In September, 1972, tragedy struck the Olympic Games in Munich, West Germany, when Arab terrorists killed 11 Israeli athletes. For several years afterward rumors circulated that Mossad, Israel’s intelligence agency, was taking revenge by assassinating the attack’s principal organizers. Although the Israeli government denied those rumors, they were revived in 1984, when Canadian author George Jonas published Vengeance: The True Story of an Israeli Counter-Terrorist Team, a book based, he claimed, on interviews with the leader of the Mossad assassination squad. Now Canada’s Alliance Entertainment Corp. and Telefilm Canada, in co-operation with the CTV network, have turned Jonas’s account into a slick two-part mini-series, Sword of Gideon. Set against the backdrop of Europe’s most glamorous cities—and with an international cast including Rod Steiger and Michael York—the film gives terrorist hunting the romantic gloss of an ad for men’s cologne. But it also reveals the moral ambiguity of life inside the Mossad.
Like Jonas’s book, The Sword of Gideon tracks the leader of the Israeli agents, a young man called Avner (Steven Bauer), in his journey from innocence to bloody knowledge. His topsecret mission begins with a flush of patriotism, fanned by a meeting with
Israel’s then-prime minister, Golda Meir (Colleen Dewhurst). A grandmotherly figure, Meir talks movingly of Israel while peeling an apple for Avner. For a time, his work goes well. He and his four handpicked assassins eliminate the first targets on their list with relative ease. But he gradually wearies of the slaughter, especially after witnessing the grieving family of one of his victims. Worse, his own men begin to fall to the inevitable terrorist backlash. When Avner tries to extricate himself from Mossad’s grip, his boss (Rod Steiger) ruthlessly squeezes him for every last drop of service.

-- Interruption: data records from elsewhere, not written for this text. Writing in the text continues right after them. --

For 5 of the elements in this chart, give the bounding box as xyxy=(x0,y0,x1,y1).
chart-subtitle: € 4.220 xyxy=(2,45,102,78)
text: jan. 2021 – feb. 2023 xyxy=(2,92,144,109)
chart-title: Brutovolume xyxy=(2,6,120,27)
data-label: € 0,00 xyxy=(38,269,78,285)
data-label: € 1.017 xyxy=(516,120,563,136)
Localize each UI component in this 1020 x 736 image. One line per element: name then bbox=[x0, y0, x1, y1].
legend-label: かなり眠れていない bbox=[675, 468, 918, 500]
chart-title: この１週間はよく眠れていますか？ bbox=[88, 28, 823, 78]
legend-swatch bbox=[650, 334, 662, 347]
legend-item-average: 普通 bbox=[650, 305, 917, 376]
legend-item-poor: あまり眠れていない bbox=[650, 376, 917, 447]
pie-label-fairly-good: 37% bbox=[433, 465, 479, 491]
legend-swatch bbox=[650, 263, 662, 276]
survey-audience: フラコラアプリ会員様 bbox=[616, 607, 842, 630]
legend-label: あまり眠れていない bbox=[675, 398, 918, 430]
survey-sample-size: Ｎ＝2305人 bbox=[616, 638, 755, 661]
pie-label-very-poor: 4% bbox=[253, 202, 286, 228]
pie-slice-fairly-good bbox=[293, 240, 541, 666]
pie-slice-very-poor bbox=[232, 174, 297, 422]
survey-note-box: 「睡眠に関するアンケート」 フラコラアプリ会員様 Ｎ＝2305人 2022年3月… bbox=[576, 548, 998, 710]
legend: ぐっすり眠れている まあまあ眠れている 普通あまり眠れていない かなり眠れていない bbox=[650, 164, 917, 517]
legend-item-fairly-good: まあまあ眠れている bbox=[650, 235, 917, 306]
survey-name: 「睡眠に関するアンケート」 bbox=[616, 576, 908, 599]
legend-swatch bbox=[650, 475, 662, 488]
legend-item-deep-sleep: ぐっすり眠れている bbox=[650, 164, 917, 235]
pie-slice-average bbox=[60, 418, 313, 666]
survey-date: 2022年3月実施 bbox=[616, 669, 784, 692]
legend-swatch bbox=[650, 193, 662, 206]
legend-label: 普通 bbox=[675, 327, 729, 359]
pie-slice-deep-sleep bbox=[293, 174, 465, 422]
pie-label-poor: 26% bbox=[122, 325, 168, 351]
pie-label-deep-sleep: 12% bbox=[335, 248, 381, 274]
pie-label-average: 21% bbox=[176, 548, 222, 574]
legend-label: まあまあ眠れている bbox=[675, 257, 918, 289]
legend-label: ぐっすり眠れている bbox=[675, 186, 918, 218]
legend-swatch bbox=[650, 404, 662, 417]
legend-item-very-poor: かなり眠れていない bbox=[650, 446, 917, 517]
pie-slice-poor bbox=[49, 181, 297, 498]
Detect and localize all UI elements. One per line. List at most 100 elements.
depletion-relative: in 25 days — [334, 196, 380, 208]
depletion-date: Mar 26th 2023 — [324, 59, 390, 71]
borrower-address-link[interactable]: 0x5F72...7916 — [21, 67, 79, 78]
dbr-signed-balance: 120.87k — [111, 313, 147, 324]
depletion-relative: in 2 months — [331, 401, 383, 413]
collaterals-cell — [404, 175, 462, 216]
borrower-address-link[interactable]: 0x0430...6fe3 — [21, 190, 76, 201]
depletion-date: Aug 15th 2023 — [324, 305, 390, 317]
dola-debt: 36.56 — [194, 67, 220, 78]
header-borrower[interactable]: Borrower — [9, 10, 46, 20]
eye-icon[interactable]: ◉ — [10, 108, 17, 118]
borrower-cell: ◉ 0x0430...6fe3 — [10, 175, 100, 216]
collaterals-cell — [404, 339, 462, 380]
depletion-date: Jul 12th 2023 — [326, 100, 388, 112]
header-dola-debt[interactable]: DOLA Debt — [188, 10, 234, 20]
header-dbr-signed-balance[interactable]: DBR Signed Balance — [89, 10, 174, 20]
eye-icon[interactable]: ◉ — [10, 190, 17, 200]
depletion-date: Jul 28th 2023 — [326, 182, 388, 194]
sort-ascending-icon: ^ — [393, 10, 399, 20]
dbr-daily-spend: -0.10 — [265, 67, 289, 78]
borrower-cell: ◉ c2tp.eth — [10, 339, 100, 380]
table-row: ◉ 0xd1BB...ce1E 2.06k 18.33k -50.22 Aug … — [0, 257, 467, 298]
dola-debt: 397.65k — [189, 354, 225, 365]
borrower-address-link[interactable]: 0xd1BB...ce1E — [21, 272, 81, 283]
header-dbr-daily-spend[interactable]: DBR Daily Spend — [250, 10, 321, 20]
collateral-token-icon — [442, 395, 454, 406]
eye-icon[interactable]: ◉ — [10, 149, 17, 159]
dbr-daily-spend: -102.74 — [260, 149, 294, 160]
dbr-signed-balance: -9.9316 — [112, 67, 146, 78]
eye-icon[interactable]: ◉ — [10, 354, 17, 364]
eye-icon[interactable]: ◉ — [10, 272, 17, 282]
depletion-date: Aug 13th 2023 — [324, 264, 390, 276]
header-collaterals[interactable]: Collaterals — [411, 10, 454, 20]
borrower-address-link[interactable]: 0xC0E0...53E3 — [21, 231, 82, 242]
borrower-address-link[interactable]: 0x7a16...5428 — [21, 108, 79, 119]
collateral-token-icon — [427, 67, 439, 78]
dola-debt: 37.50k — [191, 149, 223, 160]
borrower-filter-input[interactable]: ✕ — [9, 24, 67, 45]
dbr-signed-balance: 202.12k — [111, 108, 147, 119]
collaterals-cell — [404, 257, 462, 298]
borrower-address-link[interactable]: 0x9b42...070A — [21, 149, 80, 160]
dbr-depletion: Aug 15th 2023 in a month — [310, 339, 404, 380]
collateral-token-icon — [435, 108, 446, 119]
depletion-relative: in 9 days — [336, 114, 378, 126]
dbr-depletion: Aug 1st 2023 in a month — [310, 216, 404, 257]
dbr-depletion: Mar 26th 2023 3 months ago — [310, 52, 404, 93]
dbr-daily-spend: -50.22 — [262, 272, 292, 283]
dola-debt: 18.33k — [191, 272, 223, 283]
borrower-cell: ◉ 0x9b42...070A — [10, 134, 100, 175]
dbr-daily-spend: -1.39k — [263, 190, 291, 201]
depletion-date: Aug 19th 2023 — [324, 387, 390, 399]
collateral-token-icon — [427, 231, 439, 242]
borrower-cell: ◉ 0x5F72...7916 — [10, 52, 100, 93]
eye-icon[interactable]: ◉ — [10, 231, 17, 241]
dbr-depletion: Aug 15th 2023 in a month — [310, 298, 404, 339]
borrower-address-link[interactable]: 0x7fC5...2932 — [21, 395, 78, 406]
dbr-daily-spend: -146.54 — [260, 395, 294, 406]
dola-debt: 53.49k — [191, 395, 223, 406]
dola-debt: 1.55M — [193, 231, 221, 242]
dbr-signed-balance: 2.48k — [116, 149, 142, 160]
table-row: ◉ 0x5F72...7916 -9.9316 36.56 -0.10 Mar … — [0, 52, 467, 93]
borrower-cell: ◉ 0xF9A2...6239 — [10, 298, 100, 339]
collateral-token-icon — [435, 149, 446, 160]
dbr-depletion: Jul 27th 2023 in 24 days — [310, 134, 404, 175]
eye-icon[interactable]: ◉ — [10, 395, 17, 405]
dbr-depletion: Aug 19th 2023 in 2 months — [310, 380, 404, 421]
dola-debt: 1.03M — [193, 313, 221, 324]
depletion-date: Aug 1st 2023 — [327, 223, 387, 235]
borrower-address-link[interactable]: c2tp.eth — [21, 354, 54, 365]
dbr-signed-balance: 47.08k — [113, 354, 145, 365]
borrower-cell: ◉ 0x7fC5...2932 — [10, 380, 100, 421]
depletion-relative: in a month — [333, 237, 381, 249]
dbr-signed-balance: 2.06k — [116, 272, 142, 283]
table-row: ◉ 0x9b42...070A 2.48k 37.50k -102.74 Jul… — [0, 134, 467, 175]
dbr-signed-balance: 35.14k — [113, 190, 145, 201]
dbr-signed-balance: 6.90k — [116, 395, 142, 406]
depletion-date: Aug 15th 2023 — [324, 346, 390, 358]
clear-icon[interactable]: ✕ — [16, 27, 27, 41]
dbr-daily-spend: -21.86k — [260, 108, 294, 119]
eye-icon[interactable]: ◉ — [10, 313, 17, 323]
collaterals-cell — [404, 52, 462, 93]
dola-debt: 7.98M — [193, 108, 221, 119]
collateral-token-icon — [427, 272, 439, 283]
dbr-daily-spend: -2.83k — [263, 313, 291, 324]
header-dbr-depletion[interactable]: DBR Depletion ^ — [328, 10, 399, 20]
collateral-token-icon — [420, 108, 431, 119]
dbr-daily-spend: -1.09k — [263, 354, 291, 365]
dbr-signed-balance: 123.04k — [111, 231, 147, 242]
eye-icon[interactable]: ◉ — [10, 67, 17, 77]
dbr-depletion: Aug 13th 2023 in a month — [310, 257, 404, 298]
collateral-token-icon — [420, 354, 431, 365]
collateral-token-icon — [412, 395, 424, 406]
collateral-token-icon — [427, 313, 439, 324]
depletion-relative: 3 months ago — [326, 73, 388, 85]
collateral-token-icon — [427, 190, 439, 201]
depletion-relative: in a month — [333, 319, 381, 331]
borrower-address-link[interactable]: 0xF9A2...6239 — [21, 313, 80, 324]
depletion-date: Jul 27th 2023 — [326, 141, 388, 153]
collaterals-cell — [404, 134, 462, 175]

Avner’s battle with his conscience and his superiors gives him a modicum of real-life complexity that sophisticated viewers expect of their heroes. But the film oversimplifies, portraying the terrorists as pure evil, rather than as Avner’s three-dimensional counterparts. And while Sword of Gideon adequately deals with the Mossad’s need for revenge, it fails to articulate any motive for Palestinian violence.
Still, the film is packed with excitement. In one unforgettable scene, Avner’s explosives expert, Robert (Michael York), has only seconds to defuse a bomb the terrorists have set in a Mossad Paris apartment. Its exploration of the Middle East’s convoluted politics is transparently shallow. But as escapist entertainment, Sword of Gideon rates a nine out of 10.